上野小学校の4年生のみなさんはこれまでも環境について一生懸命勉強してきたからでしょう、とても熱心に話を聞いてくれました。世界のことを考えて身近な生活を見つめ直し、行動を変えるきっかけになったのではないかと思います。
子どもたちの質問は、本質をついた鋭いものも多く、私も大変勉強になりました。これからも、大勢の人たちに国際会議での経験をお伝えし、この問題に取り組んでいきたいと思います。
中木校長先生より
(学校全体での授業について) 普段から子ども達には、広い視野を持ち主体的に行動する力をつけようと話しています。

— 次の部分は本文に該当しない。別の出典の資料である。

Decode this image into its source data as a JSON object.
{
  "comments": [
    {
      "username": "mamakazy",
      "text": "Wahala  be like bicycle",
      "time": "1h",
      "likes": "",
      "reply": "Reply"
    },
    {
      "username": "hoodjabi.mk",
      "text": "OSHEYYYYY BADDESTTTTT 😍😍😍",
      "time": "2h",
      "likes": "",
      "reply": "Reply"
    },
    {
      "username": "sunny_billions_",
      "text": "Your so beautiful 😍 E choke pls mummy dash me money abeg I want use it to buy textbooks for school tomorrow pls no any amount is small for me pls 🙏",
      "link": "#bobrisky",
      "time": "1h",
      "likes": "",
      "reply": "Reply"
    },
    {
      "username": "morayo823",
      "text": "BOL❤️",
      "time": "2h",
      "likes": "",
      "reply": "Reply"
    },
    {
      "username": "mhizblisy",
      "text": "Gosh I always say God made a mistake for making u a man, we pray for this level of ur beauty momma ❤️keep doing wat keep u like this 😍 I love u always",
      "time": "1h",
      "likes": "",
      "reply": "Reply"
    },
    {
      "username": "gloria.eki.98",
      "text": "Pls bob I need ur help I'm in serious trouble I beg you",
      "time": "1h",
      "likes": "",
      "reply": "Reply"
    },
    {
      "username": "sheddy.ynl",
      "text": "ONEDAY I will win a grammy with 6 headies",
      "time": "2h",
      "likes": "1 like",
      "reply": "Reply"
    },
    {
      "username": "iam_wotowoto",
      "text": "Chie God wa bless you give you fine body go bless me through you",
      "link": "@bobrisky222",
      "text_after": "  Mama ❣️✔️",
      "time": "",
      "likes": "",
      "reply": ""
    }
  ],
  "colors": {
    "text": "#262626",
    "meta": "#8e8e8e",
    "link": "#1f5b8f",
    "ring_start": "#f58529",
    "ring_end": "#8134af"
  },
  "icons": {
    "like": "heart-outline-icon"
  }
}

いろいろな国の人達と交流することも大変重要であると考えています。
今回は、本や資料で学ぶだけでなく、実際に会って交流することができる貴重な機会となりました。2年生の授業では一緒にゲームやこままわしを、6年生の授業では一緒に合奏にあわせて歌ってもらうなどさまざまな形での交流が行われました。また、4年生の授業ではCOP15と環境問題について国際的な視点から共に考えることが出来ました。
韓国と上野小学校の先生同士の意見交換会でも、教育について熱心な議論が繰り広げられ、もっと時間が欲しいくらいでした。最後は、韓国の小学校と今後も継続して交流していく約束をしました。その場限りの学習ではなく、継続して学ぶことのできるとりくみをユネスコスクールの中で続けていきたいです。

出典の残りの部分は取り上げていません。